Abstract

Kornreich identified 6 body surface potential mapping (BSPM) leads outside the standard 12-lead electrocardiographic (ECG) sites for optimal recognition of ST segment elevation (+) and depression (−) during acute ischemia in anterior, inferior, and posterior myocardial zones (A+, A-, I+, I-, P+, P-). No comparison has been made between the 6 selected BSPM leads and 18-lead ECG (12 + V 3–5R + V 7–9) in detecting acute myocardial ischemia during coronary occlusion. Continuous 18-lead ECG and 6 selected BSPM leads were recorded in 68 patients (77 vessels) undergoing coronary angioplasty during balloon occlusion. Ischemia was defined as ST segment deviation (ΔST) ≥ 100 μV ≥ 1 lead from the preinflation baseline. The 18-lead ECG was a more frequent source of the maximal ΔST lead during left anterior descending artery, right coronary artery, and left circumflex artery occlusion (71 [92%]) than the 6 selected BSPM leads (5 [7%]). The 18-lead ECG was more efficacious than the 6 selected BSPM leads for detecting acute myocardial ischemia in the group as whole.
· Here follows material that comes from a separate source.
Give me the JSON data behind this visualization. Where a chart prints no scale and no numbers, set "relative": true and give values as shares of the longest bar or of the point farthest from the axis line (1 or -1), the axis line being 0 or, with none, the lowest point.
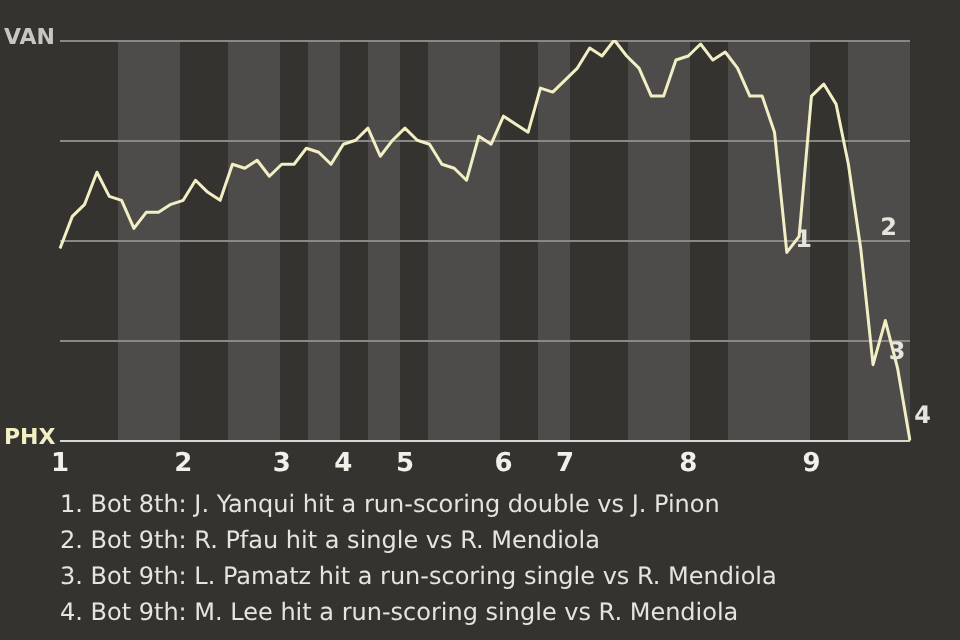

The 18-lead ECG was also more efficacious for detecting right ventricular ischemia associated with proximal right coronary artery occlusion and for detecting ST segment elevation during left circumflex artery occlusion. Our findings indicate that the 18-lead ECG is the most frequent source of maximally deviated lead and is more efficacious in detecting myocardial ischemia during balloon occlusion than the 6 selected BSPM leads. The 6 selected BSPM leads do not add information above and beyond the 12- or 18-lead ECG, and thus cannot be recommended as optimal sites for continuous ST segment monitoring of patients with acute coronary syndromes.